Time and Space Complexity

$n$ ➔ Length of the array

• Time Complexity: $O(n)$

  • Iterates twice over the input array $O(n)+O(n)=O(2n)=O(n)$

• Space Complexity: $O(1)$

  • No extra space is used

Key Modifications

• Counter Logic: The standard increment/decrement of 1 is replaced by weights[i].

• Accumulation: weightCounter uses long to prevent overflow when summing large weights.

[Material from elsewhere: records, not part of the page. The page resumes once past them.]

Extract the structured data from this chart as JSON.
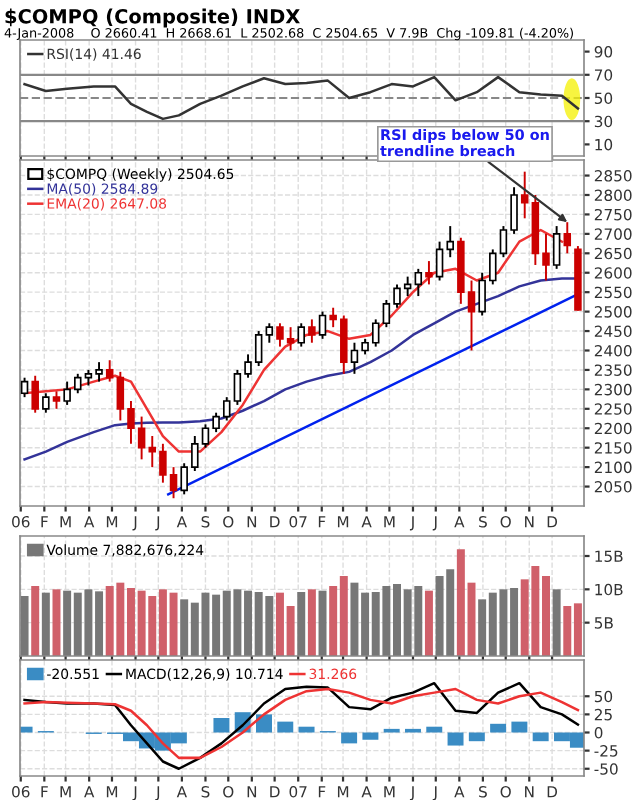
{
  "chart_data": [
    {
      "type": "line",
      "title": "$COMPQ (Composite) INDX",
      "subtitle": "4-Jan-2008    O 2660.41  H 2668.61  L 2502.68  C 2504.65  V 7.9B  Chg -109.81 (-4.20%)",
      "series": [
        {
          "name": "RSI(14) 41.46",
          "color": "#333333",
          "x": [
            "2006-01-06",
            "2006-02-03",
            "2006-03-03",
            "2006-04-07",
            "2006-05-05",
            "2006-05-26",
            "2006-06-16",
            "2006-07-07",
            "2006-07-28",
            "2006-08-25",
            "2006-09-22",
            "2006-10-20",
            "2006-11-17",
            "2006-12-15",
            "2007-01-12",
            "2007-02-09",
            "2007-03-09",
            "2007-04-06",
            "2007-05-04",
            "2007-06-01",
            "2007-06-29",
            "2007-07-27",
            "2007-08-24",
            "2007-09-21",
            "2007-10-19",
            "2007-11-16",
            "2007-12-14",
            "2008-01-04"
          ],
          "values": [
            62,
            56,
            58,
            60,
            60,
            45,
            38,
            32,
            35,
            45,
            52,
            60,
            67,
            62,
            63,
            65,
            50,
            55,
            62,
            60,
            68,
            48,
            55,
            68,
            55,
            53,
            52,
            41
          ]
        }
      ],
      "xlim": [
        "2005-12-31",
        "2008-01-12"
      ],
      "xticks": [
        {
          "value": "2006-01-01",
          "label": null
        },
        {
          "value": "2006-02-01",
          "label": null
        },
        {
          "value": "2006-03-01",
          "label": null
        },
        {
          "value": "2006-04-01",
          "label": null
        },
        {
          "value": "2006-05-01",
          "label": null
        },
        {
          "value": "2006-06-01",
          "label": null
        },
        {
          "value": "2006-07-01",
          "label": null
        },
        {
          "value": "2006-08-01",
          "label": null
        },
        {
          "value": "2006-09-01",
          "label": null
        },
        {
          "value": "2006-10-01",
          "label": null
        },
        {
          "value": "2006-11-01",
          "label": null
        },
        {
          "value": "2006-12-01",
          "label": null
        },
        {
          "value": "2007-01-01",
          "label": null
        },
        {
          "value": "2007-02-01",
          "label": null
        },
        {
          "value": "2007-03-01",
          "label": null
        },
        {
          "value": "2007-04-01",
          "label": null
        },
        {
          "value": "2007-05-01",
          "label": null
        },
        {
          "value": "2007-06-01",
          "label": null
        },
        {
          "value": "2007-07-01",
          "label": null
        },
        {
          "value": "2007-08-01",
          "label": null
        },
        {
          "value": "2007-09-01",
          "label": null
        },
        {
          "value": "2007-10-01",
          "label": null
        },
        {
          "value": "2007-11-01",
          "label": null
        },
        {
          "value": "2007-12-01",
          "label": null
        }
      ],
      "ylim": [
        0,
        100
      ],
      "yticks": [
        10,
        30,
        50,
        70,
        90
      ],
      "tick_labels": "y",
      "grid": "x",
      "legend": "top left",
      "ref_lines": [
        {
          "axis": "y",
          "value": 30,
          "color": "#888888"
        },
        {
          "axis": "y",
          "value": 70,
          "color": "#888888"
        },
        {
          "axis": "y",
          "value": 50,
          "color": "#888888",
          "line_style": "dashed"
        }
      ]
    },
    {
      "type": "candlestick",
      "annotations": [
        {
          "text": "RSI dips below 50 on\ntrendline breach",
          "x": "2007-12-21",
          "y": 2730
        }
      ],
      "series": [
        {
          "name": "$COMPQ (Weekly) 2504.65",
          "type": "candlestick",
          "color": "#cc0000",
          "x": [
            "2006-01-06",
            "2006-01-20",
            "2006-02-03",
            "2006-02-17",
            "2006-03-03",
            "2006-03-17",
            "2006-03-31",
            "2006-04-14",
            "2006-04-28",
            "2006-05-12",
            "2006-05-26",
            "2006-06-09",
            "2006-06-23",
            "2006-07-07",
            "2006-07-21",
            "2006-08-04",
            "2006-08-18",
            "2006-09-01",
            "2006-09-15",
            "2006-09-29",
            "2006-10-13",
            "2006-10-27",
            "2006-11-10",
            "2006-11-24",
            "2006-12-08",
            "2006-12-22",
            "2007-01-05",
            "2007-01-19",
            "2007-02-02",
            "2007-02-16",
            "2007-03-02",
            "2007-03-16",
            "2007-03-30",
            "2007-04-13",
            "2007-04-27",
            "2007-05-11",
            "2007-05-25",
            "2007-06-08",
            "2007-06-22",
            "2007-07-06",
            "2007-07-20",
            "2007-08-03",
            "2007-08-17",
            "2007-08-31",
            "2007-09-14",
            "2007-09-28",
            "2007-10-12",
            "2007-10-26",
            "2007-11-09",
            "2007-11-23",
            "2007-12-07",
            "2007-12-21",
            "2008-01-04"
          ],
          "ohlc": [
            [
              2290,
              2330,
              2280,
              2320
            ],
            [
              2320,
              2335,
              2240,
              2250
            ],
            [
              2250,
              2290,
              2240,
              2280
            ],
            [
              2280,
              2295,
              2250,
              2270
            ],
            [
              2270,
              2320,
              2260,
              2300
            ],
            [
              2300,
              2340,
              2290,
              2330
            ],
            [
              2330,
              2350,
              2310,
              2340
            ],
            [
              2340,
              2370,
              2320,
              2350
            ],
            [
              2350,
              2375,
              2320,
              2330
            ],
            [
              2330,
              2345,
              2220,
              2250
            ],
            [
              2250,
              2270,
              2160,
              2200
            ],
            [
              2200,
              2230,
              2120,
              2150
            ],
            [
              2150,
              2180,
              2100,
              2140
            ],
            [
              2140,
              2160,
              2060,
              2080
            ],
            [
              2080,
              2100,
              2020,
              2040
            ],
            [
              2040,
              2110,
              2030,
              2100
            ],
            [
              2100,
              2180,
              2090,
              2160
            ],
            [
              2160,
              2210,
              2150,
              2200
            ],
            [
              2200,
              2240,
              2190,
              2230
            ],
            [
              2230,
              2280,
              2220,
              2270
            ],
            [
              2270,
              2350,
              2260,
              2340
            ],
            [
              2340,
              2390,
              2330,
              2370
            ],
            [
              2370,
              2450,
              2360,
              2440
            ],
            [
              2440,
              2470,
              2420,
              2460
            ],
            [
              2460,
              2470,
              2410,
              2430
            ],
            [
              2430,
              2460,
              2400,
              2420
            ],
            [
              2420,
              2470,
              2410,
              2460
            ],
            [
              2460,
              2480,
              2420,
              2440
            ],
            [
              2440,
              2500,
              2430,
              2490
            ],
            [
              2490,
              2510,
              2460,
              2480
            ],
            [
              2480,
              2490,
              2340,
              2370
            ],
            [
              2370,
              2420,
              2340,
              2400
            ],
            [
              2400,
              2430,
              2390,
              2420
            ],
            [
              2420,
              2480,
              2410,
              2470
            ],
            [
              2470,
              2530,
              2460,
              2520
            ],
            [
              2520,
              2570,
              2510,
              2560
            ],
            [
              2560,
              2590,
              2540,
              2570
            ],
            [
              2570,
              2610,
              2540,
              2600
            ],
            [
              2600,
              2630,
              2570,
              2590
            ],
            [
              2590,
              2680,
              2580,
              2660
            ],
            [
              2660,
              2720,
              2640,
              2680
            ],
            [
              2680,
              2690,
              2520,
              2550
            ],
            [
              2550,
              2580,
              2400,
              2500
            ],
            [
              2500,
              2600,
              2490,
              2580
            ],
            [
              2580,
              2660,
              2570,
              2650
            ],
            [
              2650,
              2720,
              2640,
              2710
            ],
            [
              2710,
              2820,
              2700,
              2800
            ],
            [
              2800,
              2860,
              2740,
              2780
            ],
            [
              2780,
              2800,
              2620,
              2650
            ],
            [
              2650,
              2700,
              2580,
              2620
            ],
            [
              2620,
              2720,
              2610,
              2700
            ],
            [
              2700,
              2730,
              2650,
              2670
            ],
            [
              2660.41,
              2668.61,
              2502.68,
              2504.65
            ]
          ],
          "colors": [
            "#ffffff",
            "#cc0000",
            "#ffffff",
            "#cc0000",
            "#ffffff",
            "#ffffff",
            "#ffffff",
            "#ffffff",
            "#cc0000",
            "#cc0000",
            "#cc0000",
            "#cc0000",
            "#cc0000",
            "#cc0000",
            "#cc0000",
            "#ffffff",
            "#ffffff",
            "#ffffff",
            "#ffffff",
            "#ffffff",
            "#ffffff",
            "#ffffff",
            "#ffffff",
            "#ffffff",
            "#cc0000",
            "#cc0000",
            "#ffffff",
            "#cc0000",
            "#ffffff",
            "#cc0000",
            "#cc0000",
            "#ffffff",
            "#ffffff",
            "#ffffff",
            "#ffffff",
            "#ffffff",
            "#ffffff",
            "#ffffff",
            "#cc0000",
            "#ffffff",
            "#ffffff",
            "#cc0000",
            "#cc0000",
            "#ffffff",
            "#ffffff",
            "#ffffff",
            "#ffffff",
            "#cc0000",
            "#cc0000",
            "#cc0000",
            "#ffffff",
            "#cc0000",
            "#cc0000"
          ]
        },
        {
          "name": "MA(50) 2584.89",
          "type": "line",
          "color": "#333399",
          "x": [
            "2006-01-06",
            "2006-02-03",
            "2006-03-03",
            "2006-04-07",
            "2006-05-05",
            "2006-05-26",
            "2006-06-16",
            "2006-07-07",
            "2006-07-28",
            "2006-08-25",
            "2006-09-22",
            "2006-10-20",
            "2006-11-17",
            "2006-12-15",
            "2007-01-12",
            "2007-02-09",
            "2007-03-09",
            "2007-04-06",
            "2007-05-04",
            "2007-06-01",
            "2007-06-29",
            "2007-07-27",
            "2007-08-24",
            "2007-09-21",
            "2007-10-19",
            "2007-11-16",
            "2007-12-14",
            "2008-01-04"
          ],
          "values": [
            2120,
            2140,
            2165,
            2190,
            2208,
            2212,
            2214,
            2215,
            2215,
            2218,
            2225,
            2245,
            2270,
            2300,
            2320,
            2335,
            2345,
            2370,
            2400,
            2440,
            2470,
            2500,
            2520,
            2540,
            2565,
            2580,
            2585,
            2585
          ]
        },
        {
          "name": "EMA(20) 2647.08",
          "type": "line",
          "color": "#ee3333",
          "x": [
            "2006-01-06",
            "2006-02-03",
            "2006-03-03",
            "2006-04-07",
            "2006-05-05",
            "2006-05-26",
            "2006-06-16",
            "2006-07-07",
            "2006-07-28",
            "2006-08-25",
            "2006-09-22",
            "2006-10-20",
            "2006-11-17",
            "2006-12-15",
            "2007-01-12",
            "2007-02-09",
            "2007-03-09",
            "2007-04-06",
            "2007-05-04",
            "2007-06-01",
            "2007-06-29",
            "2007-07-27",
            "2007-08-24",
            "2007-09-21",
            "2007-10-19",
            "2007-11-16",
            "2007-12-14"
          ],
          "values": [
            2290,
            2295,
            2300,
            2320,
            2335,
            2320,
            2250,
            2180,
            2140,
            2140,
            2190,
            2260,
            2350,
            2410,
            2440,
            2450,
            2430,
            2440,
            2490,
            2550,
            2600,
            2610,
            2580,
            2600,
            2680,
            2710,
            2680
          ]
        },
        {
          "type": "line",
          "color": "#0022ee",
          "x": [
            "2006-07-14",
            "2008-01-04"
          ],
          "values": [
            2030,
            2545
          ]
        }
      ],
      "xlim": [
        "2005-12-31",
        "2008-01-12"
      ],
      "xticks": [
        {
          "value": "2006-01-01",
          "label": "06"
        },
        {
          "value": "2006-02-01",
          "label": "F"
        },
        {
          "value": "2006-03-01",
          "label": "M"
        },
        {
          "value": "2006-04-01",
          "label": "A"
        },
        {
          "value": "2006-05-01",
          "label": "M"
        },
        {
          "value": "2006-06-01",
          "label": "J"
        },
        {
          "value": "2006-07-01",
          "label": "J"
        },
        {
          "value": "2006-08-01",
          "label": "A"
        },
        {
          "value": "2006-09-01",
          "label": "S"
        },
        {
          "value": "2006-10-01",
          "label": "O"
        },
        {
          "value": "2006-11-01",
          "label": "N"
        },
        {
          "value": "2006-12-01",
          "label": "D"
        },
        {
          "value": "2007-01-01",
          "label": "07"
        },
        {
          "value": "2007-02-01",
          "label": "F"
        },
        {
          "value": "2007-03-01",
          "label": "M"
        },
        {
          "value": "2007-04-01",
          "label": "A"
        },
        {
          "value": "2007-05-01",
          "label": "M"
        },
        {
          "value": "2007-06-01",
          "label": "J"
        },
        {
          "value": "2007-07-01",
          "label": "J"
        },
        {
          "value": "2007-08-01",
          "label": "A"
        },
        {
          "value": "2007-09-01",
          "label": "S"
        },
        {
          "value": "2007-10-01",
          "label": "O"
        },
        {
          "value": "2007-11-01",
          "label": "N"
        },
        {
          "value": "2007-12-01",
          "label": "D"
        }
      ],
      "ylim": [
        2000,
        2890
      ],
      "yticks": [
        2050,
        2100,
        2150,
        2200,
        2250,
        2300,
        2350,
        2400,
        2450,
        2500,
        2550,
        2600,
        2650,
        2700,
        2750,
        2800,
        2850
      ],
      "grid": true,
      "legend": "top left"
    },
    {
      "type": "bar",
      "series": [
        {
          "name": "Volume 7,882,676,224",
          "color": "#777777",
          "x": [
            "2006-01-06",
            "2006-01-20",
            "2006-02-03",
            "2006-02-17",
            "2006-03-03",
            "2006-03-17",
            "2006-03-31",
            "2006-04-14",
            "2006-04-28",
            "2006-05-12",
            "2006-05-26",
            "2006-06-09",
            "2006-06-23",
            "2006-07-07",
            "2006-07-21",
            "2006-08-04",
            "2006-08-18",
            "2006-09-01",
            "2006-09-15",
            "2006-09-29",
            "2006-10-13",
            "2006-10-27",
            "2006-11-10",
            "2006-11-24",
            "2006-12-08",
            "2006-12-22",
            "2007-01-05",
            "2007-01-19",
            "2007-02-02",
            "2007-02-16",
            "2007-03-02",
            "2007-03-16",
            "2007-03-30",
            "2007-04-13",
            "2007-04-27",
            "2007-05-11",
            "2007-05-25",
            "2007-06-08",
            "2007-06-22",
            "2007-07-06",
            "2007-07-20",
            "2007-08-03",
            "2007-08-17",
            "2007-08-31",
            "2007-09-14",
            "2007-09-28",
            "2007-10-12",
            "2007-10-26",
            "2007-11-09",
            "2007-11-23",
            "2007-12-07",
            "2007-12-21",
            "2008-01-04"
          ],
          "values": [
            9,
            10.5,
            9.5,
            10,
            9.8,
            9.5,
            10,
            9.7,
            10.5,
            11,
            10.2,
            9.8,
            9,
            10,
            9.5,
            8.5,
            8,
            9.5,
            9.2,
            9.8,
            10,
            9.8,
            9.6,
            9,
            9.5,
            7.5,
            9.6,
            10,
            9.8,
            10.5,
            12,
            11,
            9.5,
            9.6,
            10.5,
            10.8,
            10,
            10.5,
            9.8,
            12,
            13,
            16,
            11,
            8.5,
            9.5,
            10,
            10.2,
            11.5,
            13.5,
            12,
            10,
            7.5,
            7.9
          ],
          "colors": [
            "#777777",
            "#d0606a",
            "#777777",
            "#d0606a",
            "#777777",
            "#777777",
            "#777777",
            "#777777",
            "#d0606a",
            "#d0606a",
            "#d0606a",
            "#d0606a",
            "#d0606a",
            "#d0606a",
            "#d0606a",
            "#777777",
            "#777777",
            "#777777",
            "#777777",
            "#777777",
            "#777777",
            "#777777",
            "#777777",
            "#777777",
            "#d0606a",
            "#d0606a",
            "#777777",
            "#d0606a",
            "#777777",
            "#d0606a",
            "#d0606a",
            "#777777",
            "#777777",
            "#777777",
            "#777777",
            "#777777",
            "#777777",
            "#777777",
            "#d0606a",
            "#777777",
            "#777777",
            "#d0606a",
            "#d0606a",
            "#777777",
            "#777777",
            "#777777",
            "#777777",
            "#d0606a",
            "#d0606a",
            "#d0606a",
            "#777777",
            "#d0606a",
            "#d0606a"
          ]
        }
      ],
      "xlim": [
        "2005-12-31",
        "2008-01-12"
      ],
      "xticks": [
        {
          "value": "2006-01-01",
          "label": null
        },
        {
          "value": "2006-02-01",
          "label": null
        },
        {
          "value": "2006-03-01",
          "label": null
        },
        {
          "value": "2006-04-01",
          "label": null
        },
        {
          "value": "2006-05-01",
          "label": null
        },
        {
          "value": "2006-06-01",
          "label": null
        },
        {
          "value": "2006-07-01",
          "label": null
        },
        {
          "value": "2006-08-01",
          "label": null
        },
        {
          "value": "2006-09-01",
          "label": null
        },
        {
          "value": "2006-10-01",
          "label": null
        },
        {
          "value": "2006-11-01",
          "label": null
        },
        {
          "value": "2006-12-01",
          "label": null
        },
        {
          "value": "2007-01-01",
          "label": null
        },
        {
          "value": "2007-02-01",
          "label": null
        },
        {
          "value": "2007-03-01",
          "label": null
        },
        {
          "value": "2007-04-01",
          "label": null
        },
        {
          "value": "2007-05-01",
          "label": null
        },
        {
          "value": "2007-06-01",
          "label": null
        },
        {
          "value": "2007-07-01",
          "label": null
        },
        {
          "value": "2007-08-01",
          "label": null
        },
        {
          "value": "2007-09-01",
          "label": null
        },
        {
          "value": "2007-10-01",
          "label": null
        },
        {
          "value": "2007-11-01",
          "label": null
        },
        {
          "value": "2007-12-01",
          "label": null
        }
      ],
      "ylim": [
        0,
        18
      ],
      "yticks": [
        {
          "value": 5,
          "label": "5B"
        },
        {
          "value": 10,
          "label": "10B"
        },
        {
          "value": 15,
          "label": "15B"
        }
      ],
      "tick_labels": "y",
      "grid": true,
      "legend": "top left"
    },
    {
      "type": "line",
      "series": [
        {
          "name": "-20.551",
          "type": "bar",
          "color": "#3a8cc4",
          "x": [
            "2006-01-06",
            "2006-02-03",
            "2006-03-03",
            "2006-04-07",
            "2006-05-05",
            "2006-05-26",
            "2006-06-16",
            "2006-07-07",
            "2006-07-28",
            "2006-08-25",
            "2006-09-22",
            "2006-10-20",
            "2006-11-17",
            "2006-12-15",
            "2007-01-12",
            "2007-02-09",
            "2007-03-09",
            "2007-04-06",
            "2007-05-04",
            "2007-06-01",
            "2007-06-29",
            "2007-07-27",
            "2007-08-24",
            "2007-09-21",
            "2007-10-19",
            "2007-11-16",
            "2007-12-14",
            "2008-01-04"
          ],
          "values": [
            8,
            2,
            0,
            -2,
            -2,
            -12,
            -22,
            -25,
            -15,
            0,
            20,
            28,
            25,
            15,
            8,
            2,
            -15,
            -10,
            5,
            5,
            8,
            -18,
            -12,
            12,
            15,
            -12,
            -12,
            -21
          ]
        },
        {
          "name": "MACD(12,26,9) 10.714",
          "type": "line",
          "color": "#000000",
          "x": [
            "2006-01-06",
            "2006-02-03",
            "2006-03-03",
            "2006-04-07",
            "2006-05-05",
            "2006-05-26",
            "2006-06-16",
            "2006-07-07",
            "2006-07-28",
            "2006-08-25",
            "2006-09-22",
            "2006-10-20",
            "2006-11-17",
            "2006-12-15",
            "2007-01-12",
            "2007-02-09",
            "2007-03-09",
            "2007-04-06",
            "2007-05-04",
            "2007-06-01",
            "2007-06-29",
            "2007-07-27",
            "2007-08-24",
            "2007-09-21",
            "2007-10-19",
            "2007-11-16",
            "2007-12-14",
            "2008-01-04"
          ],
          "values": [
            45,
            42,
            40,
            40,
            38,
            10,
            -15,
            -40,
            -50,
            -35,
            -15,
            10,
            40,
            60,
            63,
            62,
            35,
            32,
            48,
            55,
            68,
            30,
            27,
            55,
            68,
            35,
            25,
            11
          ]
        },
        {
          "name": "31.266",
          "type": "line",
          "color": "#ee3333",
          "x": [
            "2006-01-06",
            "2006-02-03",
            "2006-03-03",
            "2006-04-07",
            "2006-05-05",
            "2006-05-26",
            "2006-06-16",
            "2006-07-07",
            "2006-07-28",
            "2006-08-25",
            "2006-09-22",
            "2006-10-20",
            "2006-11-17",
            "2006-12-15",
            "2007-01-12",
            "2007-02-09",
            "2007-03-09",
            "2007-04-06",
            "2007-05-04",
            "2007-06-01",
            "2007-06-29",
            "2007-07-27",
            "2007-08-24",
            "2007-09-21",
            "2007-10-19",
            "2007-11-16",
            "2007-12-14",
            "2008-01-04"
          ],
          "values": [
            40,
            42,
            41,
            40,
            39,
            30,
            10,
            -15,
            -35,
            -35,
            -20,
            0,
            25,
            45,
            57,
            60,
            55,
            45,
            40,
            50,
            55,
            60,
            45,
            40,
            50,
            55,
            42,
            31
          ]
        }
      ],
      "xlim": [
        "2005-12-31",
        "2008-01-12"
      ],
      "xticks": [
        {
          "value": "2006-01-01",
          "label": "06"
        },
        {
          "value": "2006-02-01",
          "label": "F"
        },
        {
          "value": "2006-03-01",
          "label": "M"
        },
        {
          "value": "2006-04-01",
          "label": "A"
        },
        {
          "value": "2006-05-01",
          "label": "M"
        },
        {
          "value": "2006-06-01",
          "label": "J"
        },
        {
          "value": "2006-07-01",
          "label": "J"
        },
        {
          "value": "2006-08-01",
          "label": "A"
        },
        {
          "value": "2006-09-01",
          "label": "S"
        },
        {
          "value": "2006-10-01",
          "label": "O"
        },
        {
          "value": "2006-11-01",
          "label": "N"
        },
        {
          "value": "2006-12-01",
          "label": "D"
        },
        {
          "value": "2007-01-01",
          "label": "07"
        },
        {
          "value": "2007-02-01",
          "label": "F"
        },
        {
          "value": "2007-03-01",
          "label": "M"
        },
        {
          "value": "2007-04-01",
          "label": "A"
        },
        {
          "value": "2007-05-01",
          "label": "M"
        },
        {
          "value": "2007-06-01",
          "label": "J"
        },
        {
          "value": "2007-07-01",
          "label": "J"
        },
        {
          "value": "2007-08-01",
          "label": "A"
        },
        {
          "value": "2007-09-01",
          "label": "S"
        },
        {
          "value": "2007-10-01",
          "label": "O"
        },
        {
          "value": "2007-11-01",
          "label": "N"
        },
        {
          "value": "2007-12-01",
          "label": "D"
        }
      ],
      "ylim": [
        -60,
        100
      ],
      "yticks": [
        -50,
        -25,
        0,
        25,
        50
      ],
      "grid": true,
      "legend": "top left"
    }
  ]
}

• Threshold: Verification is against totalWeight / 2 rather than n / 2.

Code

class Solution {
    /**
     * Finds the majority element where each element has an associated weight.
     * Requirement: Weight(element) > (TotalWeight / 2)
     */
    public int weightedMajority(int[] nums, int[] weights) {
        if (nums == null || weights == null || nums.length != weights.length || nums.length == 0) {
            throw new IllegalArgumentException("Invalid input: Arrays must be non-empty and of equal length.");
        }

        long weightCounter = 0;
        int candidate = 0;

        // Phase 1: Weighted Candidate Identification
        for (int i = 0; i < nums.length; i++) {
            if (weightCounter == 0) {
                candidate = nums[i];
                weightCounter = weights[i];
            } else if (nums[i] == candidate) {
                weightCounter += weights[i];
            } else {
                weightCounter -= weights[i];
            }
        }

        // Phase 2: Verification
        long totalWeight = 0;
        long candidateWeight = 0;

        for (int i = 0; i < nums.length; i++) {
            totalWeight += weights[i];
            if (nums[i] == candidate) {
                candidateWeight += weights[i];
            }
        }

        if (candidateWeight > totalWeight / 2) {
            return candidate;
        }

        throw new RuntimeException("No weighted majority element found.");
    }
}